I'm one of those crazy's who likes to get out at near zero temps so I don't heat up the barrel and for the side benefit that no one else is out there. I've seen some crazy accuracy from some guns when the temp. nosedives and the next rifle will toss its cookies. I won't hunt a rig until I can confirm accuracy and repeatability in BOTH hot and cold temps.. Don't get me started on how BS hodgdon's extreme claim is. I've chrono'd at 0 and 100 degrees, and there isn't any dang difference between brands of stick powder.
 
I prefere to seat bullets for best accuracy touching the lands; seated several thousandths long in case necks with just enough tension to hold them in handling and loading.
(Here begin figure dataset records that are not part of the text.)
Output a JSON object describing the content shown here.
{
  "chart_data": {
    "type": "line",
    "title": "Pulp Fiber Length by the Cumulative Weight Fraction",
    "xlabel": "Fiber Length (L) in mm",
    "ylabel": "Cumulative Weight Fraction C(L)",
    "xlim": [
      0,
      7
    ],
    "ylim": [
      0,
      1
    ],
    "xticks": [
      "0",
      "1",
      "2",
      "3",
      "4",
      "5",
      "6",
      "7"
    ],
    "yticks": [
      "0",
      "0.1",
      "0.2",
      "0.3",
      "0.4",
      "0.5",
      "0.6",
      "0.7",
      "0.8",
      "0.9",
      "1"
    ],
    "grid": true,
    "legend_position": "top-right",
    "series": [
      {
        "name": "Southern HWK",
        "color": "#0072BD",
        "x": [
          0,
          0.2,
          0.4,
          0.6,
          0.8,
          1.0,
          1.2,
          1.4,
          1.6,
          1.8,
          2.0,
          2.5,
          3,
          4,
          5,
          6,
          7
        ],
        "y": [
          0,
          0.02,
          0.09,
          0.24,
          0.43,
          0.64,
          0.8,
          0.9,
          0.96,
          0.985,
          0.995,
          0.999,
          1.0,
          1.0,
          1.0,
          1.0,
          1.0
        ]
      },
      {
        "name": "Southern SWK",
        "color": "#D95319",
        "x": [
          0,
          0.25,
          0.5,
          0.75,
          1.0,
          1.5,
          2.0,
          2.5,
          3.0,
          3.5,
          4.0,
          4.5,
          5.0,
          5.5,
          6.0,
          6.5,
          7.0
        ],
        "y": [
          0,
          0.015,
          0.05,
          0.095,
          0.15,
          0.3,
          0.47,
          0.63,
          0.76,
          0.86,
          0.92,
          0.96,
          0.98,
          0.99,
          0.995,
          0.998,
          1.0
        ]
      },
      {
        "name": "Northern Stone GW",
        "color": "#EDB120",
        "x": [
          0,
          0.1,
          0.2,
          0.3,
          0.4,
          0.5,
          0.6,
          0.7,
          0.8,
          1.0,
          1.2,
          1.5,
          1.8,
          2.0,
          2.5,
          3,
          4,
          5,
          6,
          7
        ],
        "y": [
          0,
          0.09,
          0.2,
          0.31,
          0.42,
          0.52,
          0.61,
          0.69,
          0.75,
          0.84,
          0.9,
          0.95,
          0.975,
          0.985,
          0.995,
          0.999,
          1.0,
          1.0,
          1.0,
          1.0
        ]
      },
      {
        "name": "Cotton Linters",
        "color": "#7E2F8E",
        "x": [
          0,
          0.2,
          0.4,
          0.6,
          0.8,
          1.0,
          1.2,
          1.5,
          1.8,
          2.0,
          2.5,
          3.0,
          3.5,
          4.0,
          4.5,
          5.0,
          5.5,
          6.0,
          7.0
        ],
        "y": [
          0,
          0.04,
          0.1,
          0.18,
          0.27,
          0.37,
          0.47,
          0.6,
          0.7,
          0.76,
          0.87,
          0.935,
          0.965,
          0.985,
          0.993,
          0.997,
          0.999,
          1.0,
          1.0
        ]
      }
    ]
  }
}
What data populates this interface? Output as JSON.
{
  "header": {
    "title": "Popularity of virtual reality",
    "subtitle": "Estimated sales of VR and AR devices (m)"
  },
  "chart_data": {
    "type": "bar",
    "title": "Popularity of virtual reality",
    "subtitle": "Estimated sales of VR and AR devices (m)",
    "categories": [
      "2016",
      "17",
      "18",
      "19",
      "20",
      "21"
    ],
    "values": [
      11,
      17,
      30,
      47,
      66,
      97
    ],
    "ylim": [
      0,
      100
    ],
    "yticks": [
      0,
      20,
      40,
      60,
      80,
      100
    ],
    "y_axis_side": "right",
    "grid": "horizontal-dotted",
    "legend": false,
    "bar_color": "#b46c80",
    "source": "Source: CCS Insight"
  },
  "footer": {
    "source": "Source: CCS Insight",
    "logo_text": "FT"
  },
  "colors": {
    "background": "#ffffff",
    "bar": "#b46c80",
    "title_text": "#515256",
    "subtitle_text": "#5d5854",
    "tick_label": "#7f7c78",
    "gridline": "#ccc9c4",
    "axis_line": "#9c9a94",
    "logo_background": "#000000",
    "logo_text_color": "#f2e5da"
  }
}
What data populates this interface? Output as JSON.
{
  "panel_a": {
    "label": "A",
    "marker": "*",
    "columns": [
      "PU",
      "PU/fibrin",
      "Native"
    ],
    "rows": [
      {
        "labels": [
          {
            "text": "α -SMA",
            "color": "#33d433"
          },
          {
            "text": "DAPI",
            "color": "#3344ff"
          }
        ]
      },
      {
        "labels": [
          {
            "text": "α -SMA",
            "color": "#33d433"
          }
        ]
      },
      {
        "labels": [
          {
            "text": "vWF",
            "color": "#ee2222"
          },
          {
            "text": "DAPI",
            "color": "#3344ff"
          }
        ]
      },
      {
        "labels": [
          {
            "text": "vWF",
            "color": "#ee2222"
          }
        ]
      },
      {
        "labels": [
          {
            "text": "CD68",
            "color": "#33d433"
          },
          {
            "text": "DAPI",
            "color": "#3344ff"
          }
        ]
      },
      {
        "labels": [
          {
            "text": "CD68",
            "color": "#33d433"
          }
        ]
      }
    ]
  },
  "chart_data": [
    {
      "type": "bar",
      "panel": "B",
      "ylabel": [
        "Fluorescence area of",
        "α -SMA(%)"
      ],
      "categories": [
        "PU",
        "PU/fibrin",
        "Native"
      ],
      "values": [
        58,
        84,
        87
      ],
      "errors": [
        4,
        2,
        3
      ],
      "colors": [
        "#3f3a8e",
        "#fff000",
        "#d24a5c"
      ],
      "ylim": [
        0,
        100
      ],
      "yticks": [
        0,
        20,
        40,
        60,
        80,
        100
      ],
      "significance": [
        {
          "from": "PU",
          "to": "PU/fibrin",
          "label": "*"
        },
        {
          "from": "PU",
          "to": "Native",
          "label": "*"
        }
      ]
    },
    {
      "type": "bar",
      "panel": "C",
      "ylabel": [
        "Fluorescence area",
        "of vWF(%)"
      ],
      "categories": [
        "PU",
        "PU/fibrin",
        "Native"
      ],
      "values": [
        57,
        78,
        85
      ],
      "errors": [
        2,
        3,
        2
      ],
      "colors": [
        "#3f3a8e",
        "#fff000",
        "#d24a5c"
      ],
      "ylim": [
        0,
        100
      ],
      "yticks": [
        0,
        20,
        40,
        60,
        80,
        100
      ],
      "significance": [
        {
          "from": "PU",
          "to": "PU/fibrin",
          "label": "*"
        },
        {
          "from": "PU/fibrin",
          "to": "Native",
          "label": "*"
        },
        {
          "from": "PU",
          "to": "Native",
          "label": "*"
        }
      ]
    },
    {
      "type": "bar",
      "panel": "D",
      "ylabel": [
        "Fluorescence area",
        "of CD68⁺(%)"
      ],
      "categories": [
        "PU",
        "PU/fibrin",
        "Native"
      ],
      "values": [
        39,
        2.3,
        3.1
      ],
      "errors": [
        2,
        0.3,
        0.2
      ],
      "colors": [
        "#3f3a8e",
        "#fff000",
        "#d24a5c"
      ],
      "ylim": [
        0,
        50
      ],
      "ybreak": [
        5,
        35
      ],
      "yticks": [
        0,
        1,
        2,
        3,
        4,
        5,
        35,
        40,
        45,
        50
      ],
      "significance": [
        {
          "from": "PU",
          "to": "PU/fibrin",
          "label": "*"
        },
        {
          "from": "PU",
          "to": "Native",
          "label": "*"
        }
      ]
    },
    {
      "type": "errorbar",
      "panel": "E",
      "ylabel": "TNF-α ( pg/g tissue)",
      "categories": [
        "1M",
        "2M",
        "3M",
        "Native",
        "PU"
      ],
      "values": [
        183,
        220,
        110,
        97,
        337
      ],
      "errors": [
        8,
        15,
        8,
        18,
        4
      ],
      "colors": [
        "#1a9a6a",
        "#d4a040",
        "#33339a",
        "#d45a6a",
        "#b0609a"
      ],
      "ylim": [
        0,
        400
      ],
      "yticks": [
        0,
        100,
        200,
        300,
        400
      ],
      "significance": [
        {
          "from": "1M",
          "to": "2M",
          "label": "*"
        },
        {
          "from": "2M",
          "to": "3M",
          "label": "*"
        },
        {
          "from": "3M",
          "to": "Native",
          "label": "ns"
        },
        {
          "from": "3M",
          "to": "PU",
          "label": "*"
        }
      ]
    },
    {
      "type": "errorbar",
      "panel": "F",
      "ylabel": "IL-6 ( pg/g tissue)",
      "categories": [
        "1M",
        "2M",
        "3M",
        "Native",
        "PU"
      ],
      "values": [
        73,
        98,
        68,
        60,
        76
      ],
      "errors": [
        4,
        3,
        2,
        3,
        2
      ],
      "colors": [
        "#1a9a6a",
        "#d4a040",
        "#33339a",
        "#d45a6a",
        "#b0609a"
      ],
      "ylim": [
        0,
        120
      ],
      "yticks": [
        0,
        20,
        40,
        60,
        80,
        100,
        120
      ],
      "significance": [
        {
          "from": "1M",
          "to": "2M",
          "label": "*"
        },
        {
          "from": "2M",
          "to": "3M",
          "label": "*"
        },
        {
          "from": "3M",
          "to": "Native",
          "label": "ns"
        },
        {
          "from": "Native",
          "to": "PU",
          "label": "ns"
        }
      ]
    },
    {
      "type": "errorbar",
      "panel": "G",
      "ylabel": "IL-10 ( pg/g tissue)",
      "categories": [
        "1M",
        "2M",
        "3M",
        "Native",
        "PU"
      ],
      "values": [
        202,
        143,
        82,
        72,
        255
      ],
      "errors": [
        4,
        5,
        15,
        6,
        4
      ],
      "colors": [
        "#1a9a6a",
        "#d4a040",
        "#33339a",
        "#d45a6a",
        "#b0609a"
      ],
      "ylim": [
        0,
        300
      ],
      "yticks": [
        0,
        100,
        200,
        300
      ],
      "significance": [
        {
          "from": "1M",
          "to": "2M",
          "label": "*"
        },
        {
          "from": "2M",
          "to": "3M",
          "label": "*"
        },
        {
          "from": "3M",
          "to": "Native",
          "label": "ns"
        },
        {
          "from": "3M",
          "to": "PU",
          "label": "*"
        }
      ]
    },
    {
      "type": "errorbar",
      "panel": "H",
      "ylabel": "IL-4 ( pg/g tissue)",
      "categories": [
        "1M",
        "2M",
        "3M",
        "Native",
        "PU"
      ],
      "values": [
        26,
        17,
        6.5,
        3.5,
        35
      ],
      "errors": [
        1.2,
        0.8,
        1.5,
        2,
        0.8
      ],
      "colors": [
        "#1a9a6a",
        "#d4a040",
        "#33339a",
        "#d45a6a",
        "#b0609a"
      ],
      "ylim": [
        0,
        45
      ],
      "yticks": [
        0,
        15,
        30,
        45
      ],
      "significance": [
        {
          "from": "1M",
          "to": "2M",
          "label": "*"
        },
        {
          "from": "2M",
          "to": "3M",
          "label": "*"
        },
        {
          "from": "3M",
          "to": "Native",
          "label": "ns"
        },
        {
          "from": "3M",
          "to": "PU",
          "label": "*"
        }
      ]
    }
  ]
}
This lets the bullet seat back when the round's chambered and have the same jump distance and start up resistance for every shot. As the head to shoulder length of sized cases have a small dimensional spread, getting the same distance from case head to some diameter on the seated bullet ends up with different jump to the lands distance.

That's a really interesting idea. I've never heard of it but it seems like a logical way to ensure uniformity in seating depth as long as the neck tension is in the right range to do what you are asking. The only downside I can think of is that some bullets seem to do better with a defined jump (e.g. Barnes).